Title: Fed up with cargo congestion, freight forwarders flee O’Hare airport
Responsive service in Rockford attracts freighter operators to alternative Midwest gateway.

https://www-freightwaves-com.cdn.amp...-ohare-airport

- There is so much cargo piling up at O’Hare that airline-handling agents for the first time in memory are actually renting warehouses in surrounding townships to hold the overfloww.

- Cargo volume by weight at O’Hare grew 14.8% in 2020 to more than 2 million metric tons and freighter flights increased 25% to 30,399, according to the Chicago Department of Aviation.

- Critically, international imports carried on widebody jets jumped 22%, more than any other major gateway in the U.S., including Memphis, Tennessee, and Louisville, Kentucky, home to the respective global air hubs of parcel giants FedEx and UPS, an analysis by consultant Logistics Capital & Strategy shows.

- The problem stems from the rush of ad hoc all-cargo aircraft being substituted for grounded passenger jets amid the travel downturn combined with the surge in e-commerce orders, inventory replenishment and ocean shipping backlogs that have companies turning to air to move their goods.

- The cargo volume is so overwhelmingly that some ground handlers, including those for China Eastern and China Cargo Airlines, are renting warehouse space in neighboring jurisdictions outside the airport because they can’t handle it all in their existing facilities, the forwarder said. In some cases, warehouse operators are subcontracting to competitors.

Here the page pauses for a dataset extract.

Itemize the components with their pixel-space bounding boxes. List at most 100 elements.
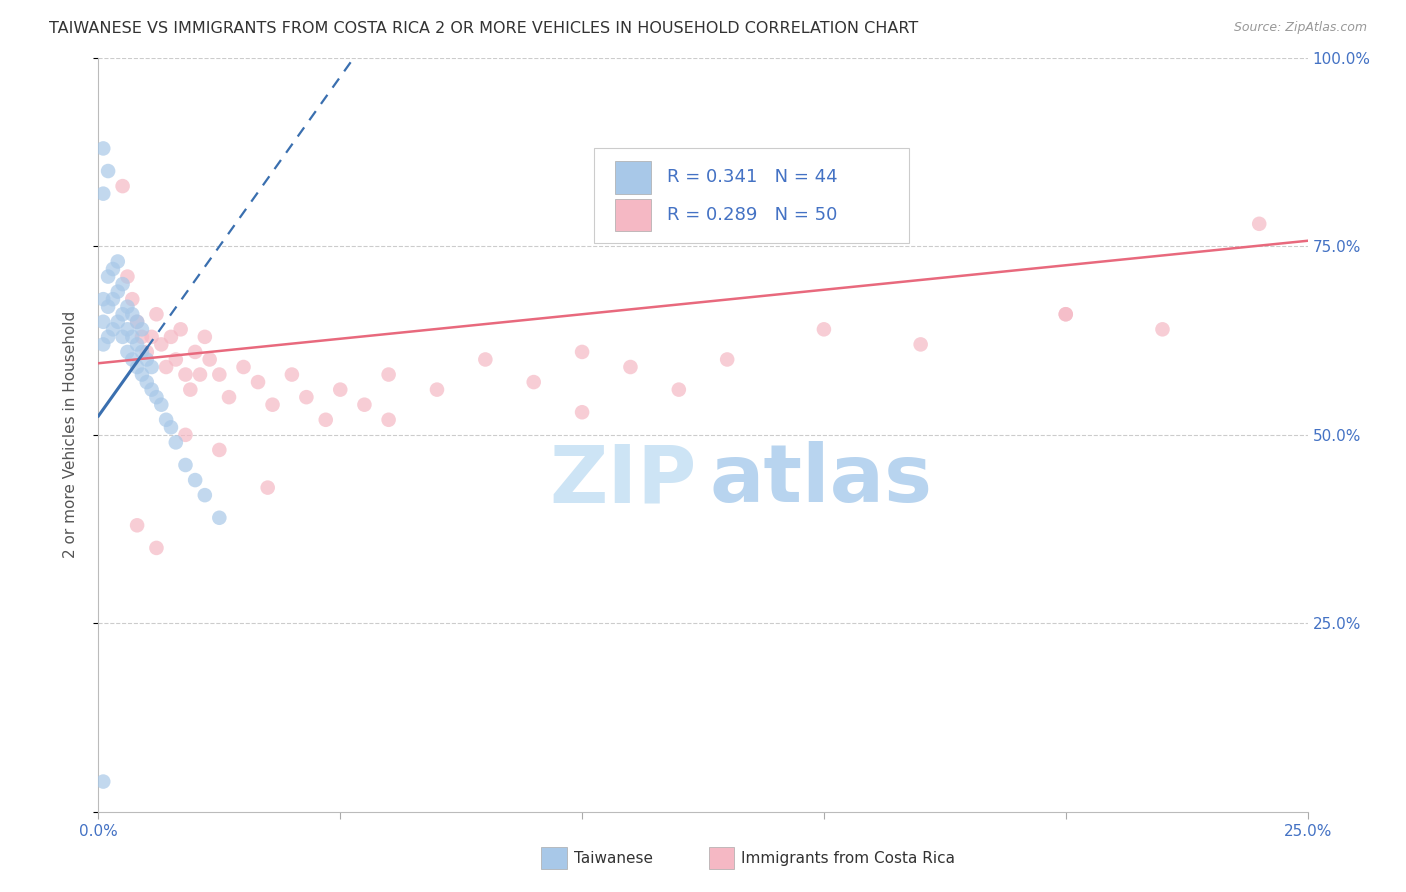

O'hare forever is in need to be BIGGER. Hartsfield is unlimited. Though you need to have increased facilities in place when needed and modernizing along with expanding. A PERFECT STORM BREWING ONCE FULL PASSENGER FLIGHTS RESUME .... AGAIN.

O'hare has the LOCATION. Needs the size it cannot gain fast enough. Its expansions are geared for passengers and years yet till completion of in-construction Billions $$$ to build.